= Heng Vong Bunchhat =

Cambodian legal expert

Heng Vong Bunchhat (ហេង វង្សប៊ុនឆាត) is a Cambodian lawyer, who is a senior adviser to the Government best known for setting up the Khmer Rouge Tribunal. He was nominated by the Royal Government of Cambodia for election to the International Criminal Court in 2003. He is considered as the father of the Constitution of Cambodia, having drafted both the republican Constitution of 1974 and the royalist Constitution of 1993.

== Biography ==
Heng Vong Bunchhat was born to a wealthy family in Phnom Penh Cambodia on June 17, 1943.

He left for France in 1959 at age 16 to study at a high school in Sens. In 1970, Heng Vong Bunchhat earned a doctorate in law from the Paris-Sorbonne University in France and returned to Cambodia where he became dean of the faculty of law of the Royal University of Law and Economics in the 1970s. He was responsible for drafting the Constitution of the Khmer Republic in 1974.

He fled the horrors of the Khmer Rouge and found refuge in France, where he became a professor of constitutional law and administrative law at faculty of law of the University of Toulouse.

Heng Vong Buncchat joined the Liberal Democratic Party  of Sak Sutsakhan, an offshoot of Son Sann's Khmer People's National Liberation Front, and he directed their campaign during the general election of 1992-1993. After their defeat, Buncchat rallied the Cambodian People's Party and became depute minister of Higher Education.

In 1992, as poaching and tree-logging went wild in post-War Cambodia, Buncchat was jointly appointed by Hun Sen and Rannaridh in 1994 on the national permanent commission for coordinating privatization and the promotion of rubber plantations.
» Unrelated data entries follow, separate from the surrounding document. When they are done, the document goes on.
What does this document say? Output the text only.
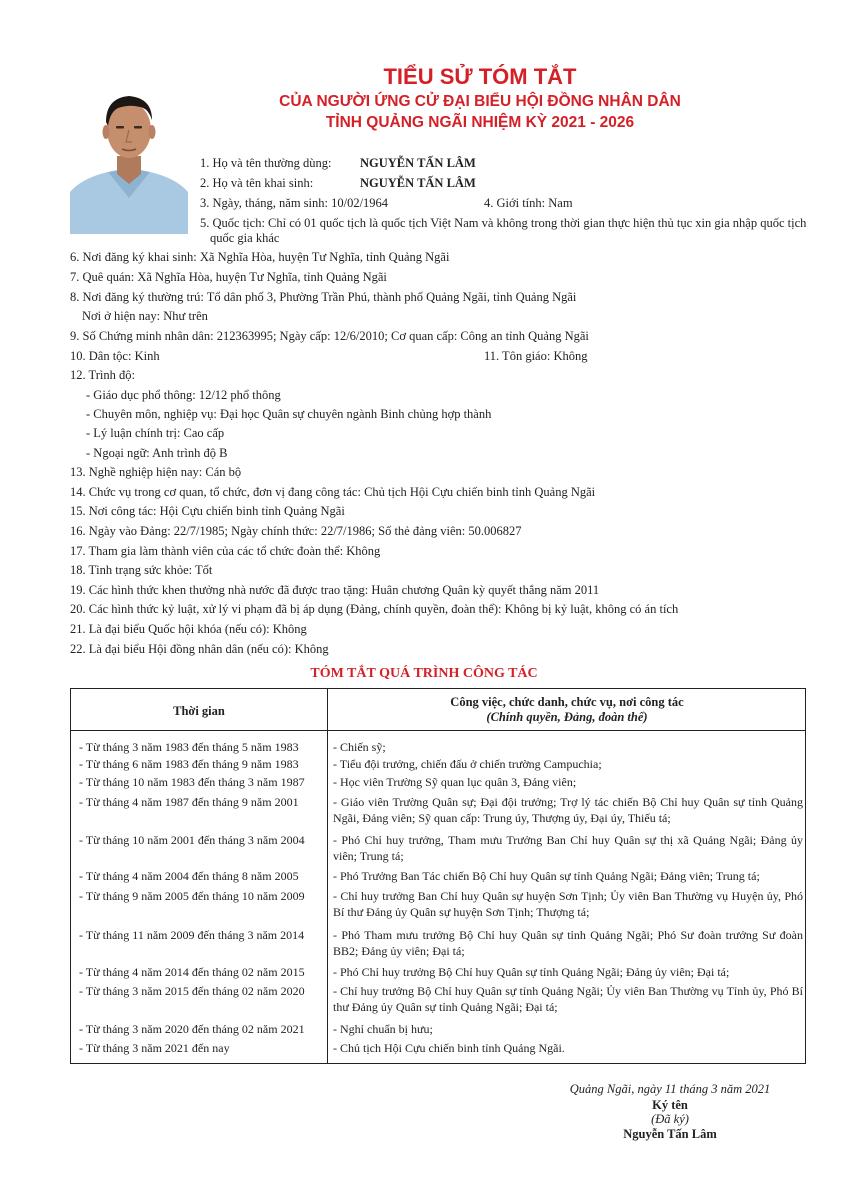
TIỂU SỬ TÓM TẮT
CỦA NGƯỜI ỨNG CỬ ĐẠI BIỂU HỘI ĐỒNG NHÂN DÂN
TỈNH QUẢNG NGÃI NHIỆM KỲ 2021 - 2026
1. Họ và tên thường dùng: NGUYỄN TẤN LÂM
2. Họ và tên khai sinh:	NGUYỄN TẤN LÂM
3. Ngày, tháng, năm sinh: 10/02/1964	4. Giới tính: Nam
5. Quốc tịch: Chỉ có 01 quốc tịch là quốc tịch Việt Nam và không trong thời gian thực hiện thủ tục xin gia nhập quốc tịch
quốc gia khác
6. Nơi đăng ký khai sinh: Xã Nghĩa Hòa, huyện Tư Nghĩa, tỉnh Quảng Ngãi
7. Quê quán: Xã Nghĩa Hòa, huyện Tư Nghĩa, tỉnh Quảng Ngãi
8. Nơi đăng ký thường trú: Tổ dân phố 3, Phường Trần Phú, thành phố Quảng Ngãi, tỉnh Quảng Ngãi
Nơi ở hiện nay: Như trên
9. Số Chứng minh nhân dân: 212363995; Ngày cấp: 12/6/2010; Cơ quan cấp: Công an tỉnh Quảng Ngãi
10. Dân tộc: Kinh	11. Tôn giáo: Không
12. Trình độ:
- Giáo dục phổ thông: 12/12 phổ thông
- Chuyên môn, nghiệp vụ: Đại học Quân sự chuyên ngành Binh chủng hợp thành
- Lý luận chính trị: Cao cấp
- Ngoại ngữ: Anh trình độ B
13. Nghề nghiệp hiện nay: Cán bộ
14. Chức vụ trong cơ quan, tổ chức, đơn vị đang công tác: Chủ tịch Hội Cựu chiến binh tỉnh Quảng Ngãi
15. Nơi công tác: Hội Cựu chiến binh tỉnh Quảng Ngãi
16. Ngày vào Đảng: 22/7/1985; Ngày chính thức: 22/7/1986; Số thẻ đảng viên: 50.006827
17. Tham gia làm thành viên của các tổ chức đoàn thể: Không
18. Tình trạng sức khỏe: Tốt
19. Các hình thức khen thưởng nhà nước đã được trao tặng: Huân chương Quân kỳ quyết thắng năm 2011
20. Các hình thức kỷ luật, xử lý vi phạm đã bị áp dụng (Đảng, chính quyền, đoàn thể): Không bị kỷ luật, không có án tích
21. Là đại biểu Quốc hội khóa (nếu có): Không
22. Là đại biểu Hội đồng nhân dân (nếu có): Không
TÓM TẮT QUÁ TRÌNH CÔNG TÁC
Thời gian
Công việc, chức danh, chức vụ, nơi công tác
(Chính quyền, Đảng, đoàn thể)
- Từ tháng 3 năm 1983 đến tháng 5 năm 1983	- Chiến sỹ;
- Từ tháng 6 năm 1983 đến tháng 9 năm 1983	- Tiểu đội trưởng, chiến đấu ở chiến trường Campuchia;
- Từ tháng 10 năm 1983 đến tháng 3 năm 1987 - Học viên Trường Sỹ quan lục quân 3, Đảng viên;
- Từ tháng 4 năm 1987 đến tháng 9 năm 2001	- Giáo viên Trường Quân sự; Đại đội trưởng; Trợ lý tác chiến Bộ Chỉ huy Quân sự tỉnh Quảng Ngãi, Đảng viên; Sỹ quan cấp: Trung úy, Thượng úy, Đại úy, Thiếu tá;
- Từ tháng 10 năm 2001 đến tháng 3 năm 2004 - Phó Chỉ huy trưởng, Tham mưu Trưởng Ban Chỉ huy Quân sự thị xã Quảng Ngãi; Đảng ủy viên; Trung tá;
- Từ tháng 4 năm 2004 đến tháng 8 năm 2005	- Phó Trưởng Ban Tác chiến Bộ Chỉ huy Quân sự tỉnh Quảng Ngãi; Đảng viên; Trung tá;
- Từ tháng 9 năm 2005 đến tháng 10 năm 2009 - Chỉ huy trưởng Ban Chỉ huy Quân sự huyện Sơn Tịnh; Ủy viên Ban Thường vụ Huyện ủy, Phó Bí thư Đảng ủy Quân sự huyện Sơn Tịnh; Thượng tá;
- Từ tháng 11 năm 2009 đến tháng 3 năm 2014 - Phó Tham mưu trưởng Bộ Chỉ huy Quân sự tỉnh Quảng Ngãi; Phó Sư đoàn trưởng Sư đoàn BB2; Đảng ủy viên; Đại tá;
- Từ tháng 4 năm 2014 đến tháng 02 năm 2015 - Phó Chỉ huy trưởng Bộ Chỉ huy Quân sự tỉnh Quảng Ngãi; Đảng ủy viên; Đại tá;
- Từ tháng 3 năm 2015 đến tháng 02 năm 2020 - Chỉ huy trưởng Bộ Chỉ huy Quân sự tỉnh Quảng Ngãi; Ủy viên Ban Thường vụ Tỉnh ủy, Phó Bí thư Đảng ủy Quân sự tỉnh Quảng Ngãi; Đại tá;
- Từ tháng 3 năm 2020 đến tháng 02 năm 2021 - Nghỉ chuẩn bị hưu;
- Từ tháng 3 năm 2021 đến nay	- Chủ tịch Hội Cựu chiến binh tỉnh Quảng Ngãi.
Quảng Ngãi, ngày 11 tháng 3 năm 2021
Ký tên
(Đã ký)
Nguyễn Tấn Lâm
Buncchat believed a forestry law would set up a tracking system to monitor logging, impose stiff penalties on offenders and create a fund to replant deforested areas, however, deforestation continued at a rapid rate during that time in Cambodia.
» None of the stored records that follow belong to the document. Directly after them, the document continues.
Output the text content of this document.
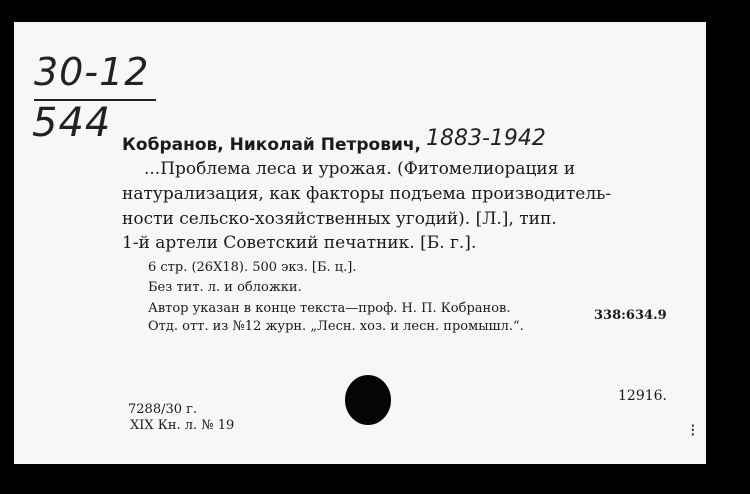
30-12
544 Кобранов, Николай Петрович, 1883-1942
...Проблема леса и урожая. (Фитомелиорация и
натурализация, как факторы подъема производитель-
ности сельско-хозяйственных угодий). [Л.], тип.
1-й артели Советский печатник. [Б. г.].
6 стр. (26X18). 500 экз. [Б. ц.].
Без тит. л. и обложки.
Автор указан в конце текста—проф. Н. П. Кобранов.
Отд. отт. из №12 журн. „Лесн. хоз. и лесн. промышл.“.
338:634.9
7288/30 г.
XIX Кн. л. № 19
12916.
⁝
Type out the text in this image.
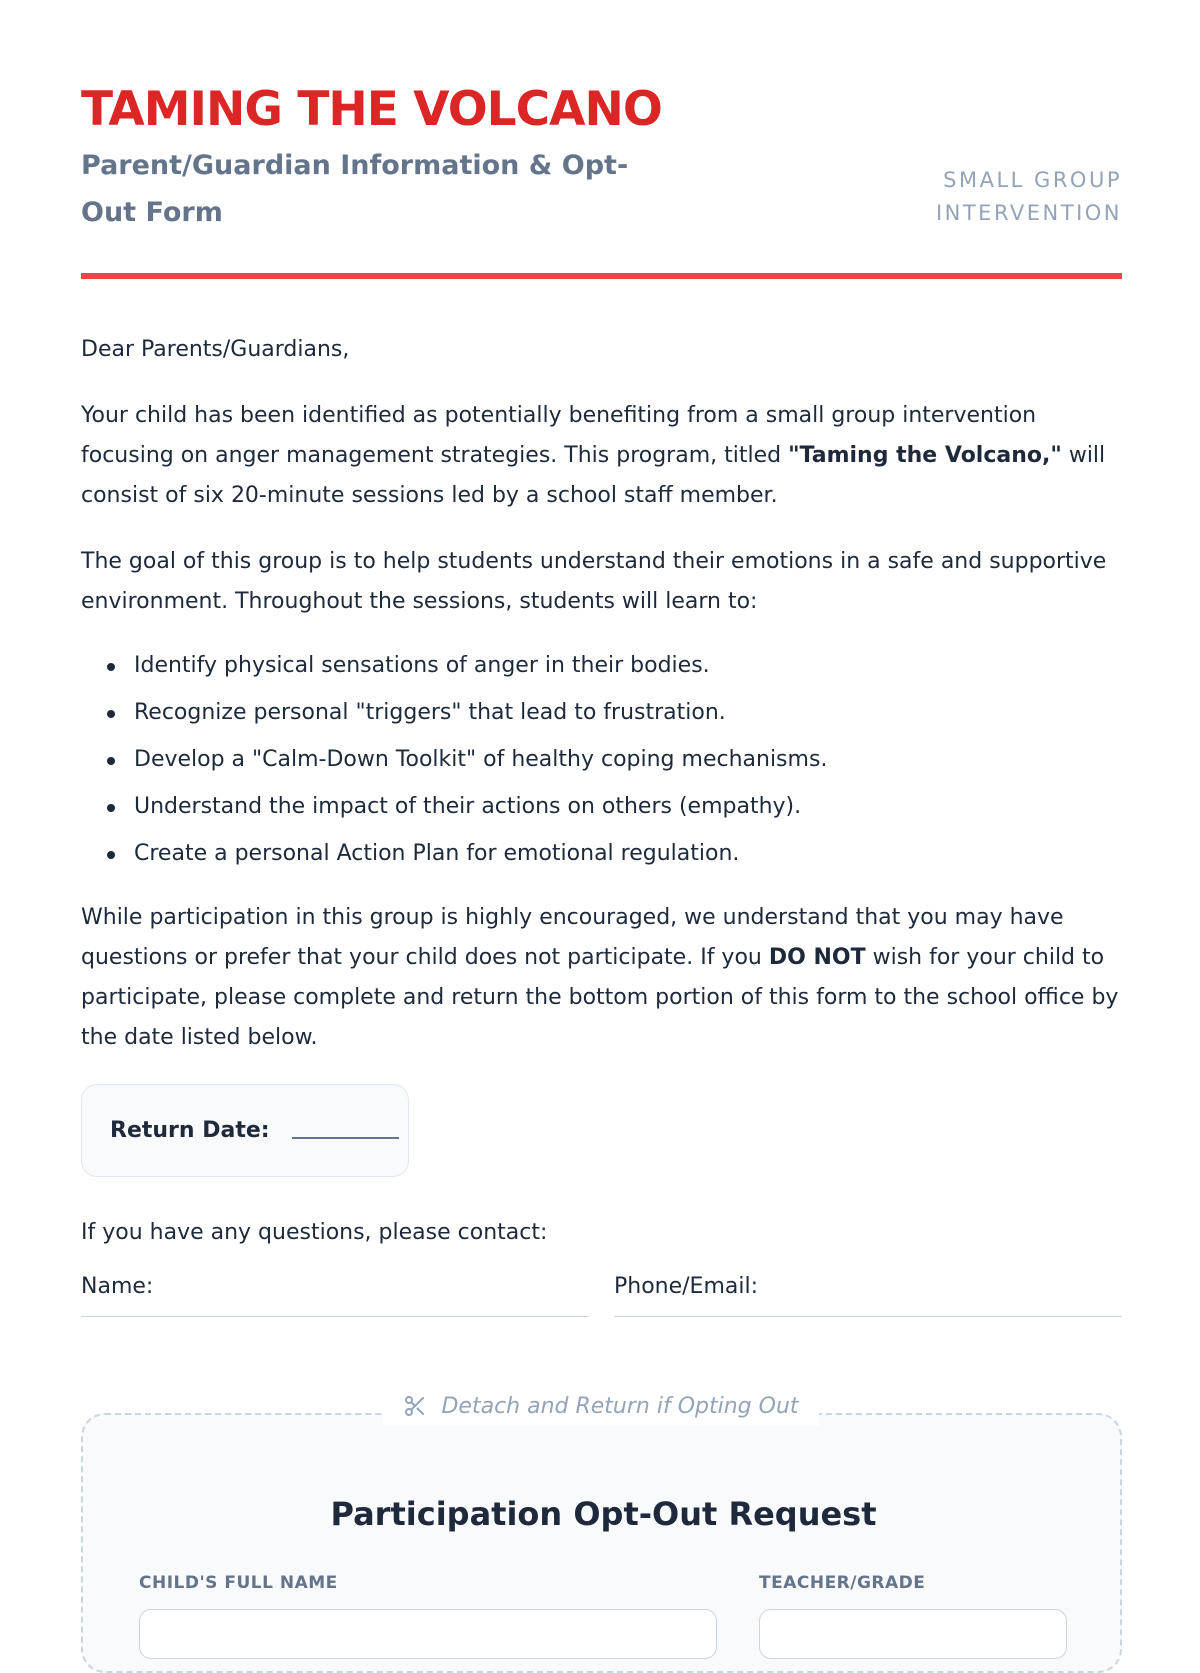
TAMING THE VOLCANO

Parent/Guardian Information & Opt-Out Form

SMALL GROUP
INTERVENTION

Dear Parents/Guardians,

Your child has been identified as potentially benefiting from a small group intervention focusing on anger management strategies. This program, titled "Taming the Volcano," will consist of six 20-minute sessions led by a school staff member.

The goal of this group is to help students understand their emotions in a safe and supportive environment. Throughout the sessions, students will learn to:

Identify physical sensations of anger in their bodies.
Recognize personal "triggers" that lead to frustration.
Develop a "Calm-Down Toolkit" of healthy coping mechanisms.
Understand the impact of their actions on others (empathy).
Create a personal Action Plan for emotional regulation.

While participation in this group is highly encouraged, we understand that you may have questions or prefer that your child does not participate. If you DO NOT wish for your child to participate, please complete and return the bottom portion of this form to the school office by the date listed below.

Return Date:

If you have any questions, please contact:

Name:	Phone/Email:
Participation Opt-Out Request
CHILD'S FULL NAME	TEACHER/GRADE
Detach and Return if Opting Out
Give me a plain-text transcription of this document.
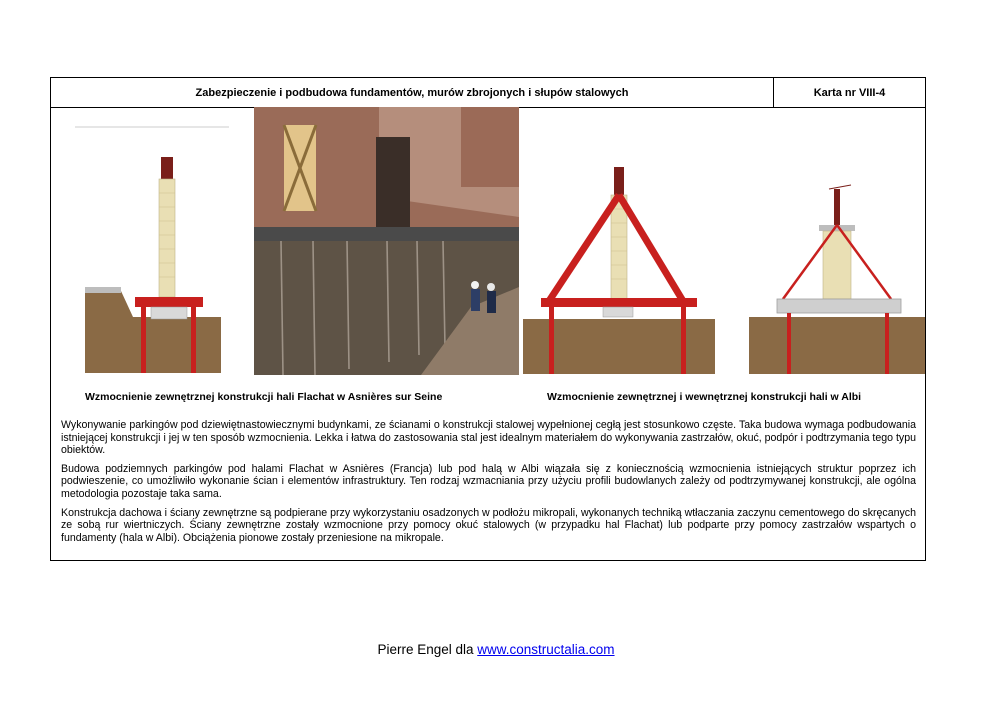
Zabezpieczenie i podbudowa fundamentów, murów zbrojonych i słupów stalowych	Karta nr VIII-4
Wzmocnienie zewnętrznej konstrukcji hali Flachat w Asnières sur Seine	Wzmocnienie zewnętrznej i wewnętrznej konstrukcji hali w Albi

Wykonywanie parkingów pod dziewiętnastowiecznymi budynkami, ze ścianami o konstrukcji stalowej wypełnionej cegłą jest stosunkowo częste. Taka budowa wymaga podbudowania istniejącej konstrukcji i jej w ten sposób wzmocnienia. Lekka i łatwa do zastosowania stal jest idealnym materiałem do wykonywania zastrzałów, okuć, podpór i podtrzymania tego typu obiektów.

Budowa podziemnych parkingów pod halami Flachat w Asnières (Francja) lub pod halą w Albi wiązała się z koniecznością wzmocnienia istniejących struktur poprzez ich podwieszenie, co umożliwiło wykonanie ścian i elementów infrastruktury. Ten rodzaj wzmacniania przy użyciu profili budowlanych zależy od podtrzymywanej konstrukcji, ale ogólna metodologia pozostaje taka sama.

Konstrukcja dachowa i ściany zewnętrzne są podpierane przy wykorzystaniu osadzonych w podłożu mikropali, wykonanych techniką wtłaczania zaczynu cementowego do skręcanych ze sobą rur wiertniczych. Ściany zewnętrzne zostały wzmocnione przy pomocy okuć stalowych (w przypadku hal Flachat) lub podparte przy pomocy zastrzałów wspartych o fundamenty (hala w Albi). Obciążenia pionowe zostały przeniesione na mikropale.

Pierre Engel dla www.constructalia.com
Along with Minister of Justice Chem Snguon, Bunchhat was one the main experts who drafted the Constitution of the Kingdom of Cambodia between June and August 1993, and functioned as the legal draftsman in drafting the laws and regulations for the Government of Cambodia, as Secretary of State for Justice and personal legal advisor to Hun Sen. However, he suddenly resigned from his office in February 1993 after joining the royalist party FUNCINPEC in December 1993.

He then returned to the Cambodian Bar as a solicitor and swore his new oath on October 16, 1995. That same year, he was involved in judicial proceedings against British national Gavin Scott, among rampant cases of pedophaelia in post-War Cambodia.
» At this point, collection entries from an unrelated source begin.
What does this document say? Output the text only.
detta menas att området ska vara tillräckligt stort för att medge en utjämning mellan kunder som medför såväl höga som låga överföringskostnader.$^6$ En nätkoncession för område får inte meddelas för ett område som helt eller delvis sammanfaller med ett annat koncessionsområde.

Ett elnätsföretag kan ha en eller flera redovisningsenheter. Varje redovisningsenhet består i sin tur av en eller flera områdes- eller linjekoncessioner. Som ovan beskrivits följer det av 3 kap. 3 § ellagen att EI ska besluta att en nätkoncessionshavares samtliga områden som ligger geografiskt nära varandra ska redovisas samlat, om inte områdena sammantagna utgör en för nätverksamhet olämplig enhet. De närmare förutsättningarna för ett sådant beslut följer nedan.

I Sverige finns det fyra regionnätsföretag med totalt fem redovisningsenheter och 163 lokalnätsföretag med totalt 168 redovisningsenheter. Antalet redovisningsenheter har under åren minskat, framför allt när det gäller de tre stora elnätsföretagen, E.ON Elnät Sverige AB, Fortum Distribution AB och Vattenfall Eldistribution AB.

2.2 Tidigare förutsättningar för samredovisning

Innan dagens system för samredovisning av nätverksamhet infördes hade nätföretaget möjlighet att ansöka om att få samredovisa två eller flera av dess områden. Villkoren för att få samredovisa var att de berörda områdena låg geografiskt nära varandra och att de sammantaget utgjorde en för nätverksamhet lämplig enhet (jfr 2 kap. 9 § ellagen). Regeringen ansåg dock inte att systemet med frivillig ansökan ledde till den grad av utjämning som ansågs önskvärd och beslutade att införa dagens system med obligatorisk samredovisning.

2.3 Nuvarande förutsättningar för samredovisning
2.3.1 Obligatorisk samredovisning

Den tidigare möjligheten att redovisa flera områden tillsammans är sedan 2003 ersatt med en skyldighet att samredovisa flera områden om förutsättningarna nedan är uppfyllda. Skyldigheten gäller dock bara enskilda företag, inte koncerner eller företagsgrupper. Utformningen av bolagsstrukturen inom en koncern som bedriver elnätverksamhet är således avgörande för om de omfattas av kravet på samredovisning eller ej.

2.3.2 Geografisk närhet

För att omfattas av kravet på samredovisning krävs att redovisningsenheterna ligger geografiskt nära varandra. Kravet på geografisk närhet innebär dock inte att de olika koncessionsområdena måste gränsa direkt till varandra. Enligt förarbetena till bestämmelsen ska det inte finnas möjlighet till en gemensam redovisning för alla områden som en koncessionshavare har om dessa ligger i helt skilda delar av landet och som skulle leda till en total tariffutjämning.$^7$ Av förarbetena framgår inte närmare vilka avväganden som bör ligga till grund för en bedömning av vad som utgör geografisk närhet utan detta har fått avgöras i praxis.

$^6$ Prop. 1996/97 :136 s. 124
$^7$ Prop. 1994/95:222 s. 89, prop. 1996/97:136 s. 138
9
Following the political crisis in 1997, Heng Vong Bunnchat in hope of restoring the rule of law published a document entitled Legal frame of the Election of Members of the National Assembly in 1998 including international and constitutional provisions related to elections, the December 26, 1997 law on election of members to the National Assembly, the November 18, 1997 political parties law, and the April 8, 1998 law on the organization and functioning of the Constitutional Council, as well as a number of related historical and doctrinal references.

After in May 1996 receiving a grand from the Asian Development Bank for the revision of land legislation, Heng Vong Bunchhat penned the reform of land law in Cambodia in 1999 after intense negotiations, as he was himself embroiled in a land dispute with the Minister of Justice, Uk Vithun. In November 1999, as head of the Legal Reform Unit, Buncchat launched a monthly bulletin containing a transcript of all laws, decrees, sub-decrees and regulations approved during the past month, a move which was welcomed by human rights advocacy group who had been calling for more transparency and accessibility in the legal field:

Access to the knowledge of the texts on the rules and regulations in force is, in every country, the essential condition for the rule of law and the security of the juridical relationship.
— Heng Vong Buncchat

Heng Vong Bunchhat drafted the law on the Khmer Rouge Tribunal in collaboration with the United Nations . He was careful to protect the sovereignty of Cambodia and its constitution in the process: albeit recognizing the need for international judges, Buncchat insisted that the Court should be an extraordinary Chamber of the Supreme Court of Cambodia. After a breakdown in talks with the United Nations was due to a "misunderstanding", Buncchat urged the United Nations officials to return to the negotiating table, and was eventually successful.

In May 2009, amid accusations of corruptions against the Ministry of Justice that academy students had to pay bribes of between $20,000 and $150,000 to have seats in the judicial system after they graduate, Heng Vong Bunchhat denied the allegations.

Through a Royal Decree dated September 22,2018 signed by acting Head of State Say Chhum, Heng Vong Bunchhat was appointed as adviser to the government with the highest rank equivalent to the Deputy Prime Minister along with Nadi Tan and Ek Sam Ol.